Self-attention gives every token three projections of its embedding, via learned matrices W_Q, W_K, W_V: a Query ("what am I looking for?"), a Key ("what do I offer?"), and a Value ("what I'll hand over if you pick me"). Pick a token and see its three vectors.

Rung 3 · How relevant is each token?

Attention score = query · key

To decide how much one token should pay attention to another, take the dot product of the first's Query with the second's Key. Big dot product = aligned = relevant. Choose the querying token; the bars are its raw scores against every key. With "it" as the query, "cat" scores highest — exactly the link we want.

Rung 4 · Turn scores into weights

Scale by √dₖ, then softmax

Raw scores aren't a distribution. Divide by √d_k (the key dimension) so the numbers don't blow up as dimensions grow — that keeps softmax out of its flat, vanishing-gradient regime — then softmax to get attention weights that are positive and sum to 1. Drag d_k: small scaling sharpens to a near one-hot pick; large scaling flattens toward "attend to everything equally."

√dₖ scaling

Rung 5 · Build the new representation

Output = weighted sum of Values

The token's updated vector is the attention-weighted average of everyone's Value vectors. Relevant tokens contribute more. So "it" literally absorbs a large slice of "cat"'s value — its representation now carries the thing it refers to. That blended vector (gold) is the output of attention for this token.

Rung 6 · Do it for everyone at once

The attention matrix

Run that for every token in parallel and you get an N×N matrix: row i is how token i distributes its attention across all tokens (each row sums to 1). This single picture — who attends to whom — is the heart of the Transformer. Hover a row to read it. The "it" row lights up on "cat."

Hover a row to see what that token attends to.

Rung 7 · Many relationships at once

Multi-head attention

One attention pattern can only capture one kind of relationship. So the Transformer runs several heads in parallel, each with its own W_Q/W_K/W_V, then concatenates and projects their outputs. One head learns to track meaning/coreference, another local adjacency, another links to the main verb. Flip between heads:

Rung 8 · Where did word order go?

Positional encoding

Attention treats the input as a set — shuffle the tokens and the math is identical.
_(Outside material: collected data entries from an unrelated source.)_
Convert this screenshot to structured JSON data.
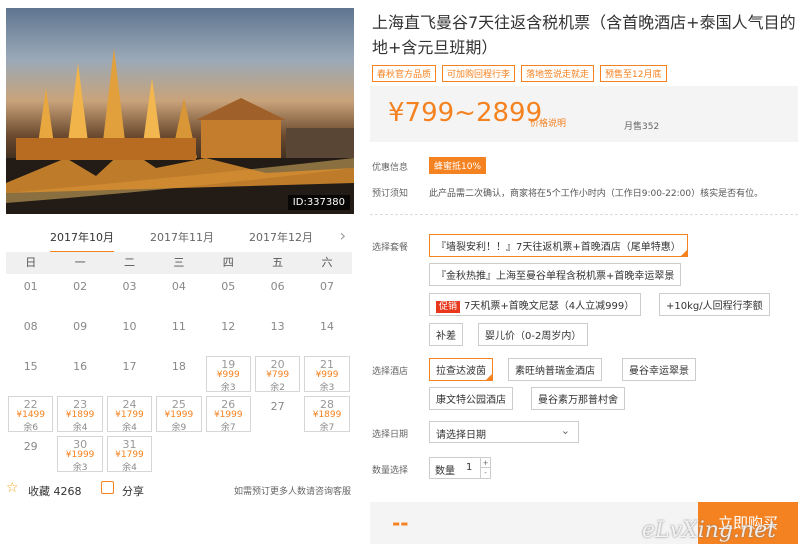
{
  "photo": {
    "id_badge": "ID:337380"
  },
  "months": {
    "m1": "2017年10月",
    "m2": "2017年11月",
    "m3": "2017年12月",
    "next_icon": "chevron-right-icon"
  },
  "weekdays": [
    "日",
    "一",
    "二",
    "三",
    "四",
    "五",
    "六"
  ],
  "days": {
    "d01": "01",
    "d02": "02",
    "d03": "03",
    "d04": "04",
    "d05": "05",
    "d06": "06",
    "d07": "07",
    "d08": "08",
    "d09": "09",
    "d10": "10",
    "d11": "11",
    "d12": "12",
    "d13": "13",
    "d14": "14",
    "d15": "15",
    "d16": "16",
    "d17": "17",
    "d18": "18",
    "d19": {
      "day": "19",
      "price": "¥999",
      "stock": "余3"
    },
    "d20": {
      "day": "20",
      "price": "¥799",
      "stock": "余2"
    },
    "d21": {
      "day": "21",
      "price": "¥999",
      "stock": "余3"
    },
    "d22": {
      "day": "22",
      "price": "¥1499",
      "stock": "余6"
    },
    "d23": {
      "day": "23",
      "price": "¥1899",
      "stock": "余4"
    },
    "d24": {
      "day": "24",
      "price": "¥1799",
      "stock": "余4"
    },
    "d25": {
      "day": "25",
      "price": "¥1999",
      "stock": "余9"
    },
    "d26": {
      "day": "26",
      "price": "¥1999",
      "stock": "余7"
    },
    "d27": "27",
    "d28": {
      "day": "28",
      "price": "¥1899",
      "stock": "余7"
    },
    "d29": "29",
    "d30": {
      "day": "30",
      "price": "¥1999",
      "stock": "余3"
    },
    "d31": {
      "day": "31",
      "price": "¥1799",
      "stock": "余4"
    }
  },
  "footer": {
    "favorites": "收藏 4268",
    "share": "分享",
    "note": "如需预订更多人数请咨询客服"
  },
  "product": {
    "title": "上海直飞曼谷7天往返含税机票（含首晚酒店+泰国人气目的地+含元旦班期）",
    "tags": [
      "春秋官方品质",
      "可加购回程行李",
      "落地签说走就走",
      "预售至12月底"
    ],
    "price": "¥799~2899",
    "price_note": "价格说明",
    "sales": "月售352",
    "promo_label": "优惠信息",
    "promo_badge": "蜂蜜抵10%",
    "notice_label": "预订须知",
    "notice_text": "此产品需二次确认，商家将在5个工作小时内（工作日9:00-22:00）核实是否有位。"
  },
  "package": {
    "label": "选择套餐",
    "opt1": "『墙裂安利！！』7天往返机票+首晚酒店（尾单特惠）",
    "opt2": "『金秋热推』上海至曼谷单程含税机票+首晚幸运翠景",
    "opt3_badge": "促销",
    "opt3": "7天机票+首晚文尼瑟（4人立减999）",
    "opt4": "+10kg/人回程行李额",
    "opt5": "补差",
    "opt6": "婴儿价（0-2周岁内）"
  },
  "hotel": {
    "label": "选择酒店",
    "h1": "拉查达波茵",
    "h2": "素旺纳普瑞金酒店",
    "h3": "曼谷幸运翠景",
    "h4": "康文特公园酒店",
    "h5": "曼谷素万那普村舍"
  },
  "date": {
    "label": "选择日期",
    "placeholder": "请选择日期"
  },
  "quantity": {
    "label": "数量选择",
    "prefix": "数量",
    "value": "1",
    "up": "+",
    "down": "-"
  },
  "bottom": {
    "total": "--",
    "buy": "立即购买"
  },
  "watermark": "eLvXing.net"
}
That's a problem: "cat sat" ≠ "sat cat". The fix is to add a positional encoding to each embedding — a vector built from sines and cosines of many frequencies, so every position gets a unique, smoothly-varying fingerprint the model can read. Each row below is one position's encoding across dimensions.

Rows = positions, columns = embedding dimensions. Low dims wiggle fast, high dims slow — together they pin down position.

Rung 9 · The whole block

Putting it together

Stack it up: embed the tokens, add positional encodings, then repeat a block — multi-head self-attention, a residual add & layer-norm, a position-wise feed-forward network, another add & norm — N times. No recurrence, so every position is computed in parallel and any token can reach any other in one step. That parallelism + one-hop reach is why it scaled to today's models.

That's the paper, ground up: tokens → vectors, three roles, dot-product relevance, scale + softmax, a weighted blend of values, an N×N matrix of it, many heads, plus positions — stacked into a block. Everything since is mostly more of this.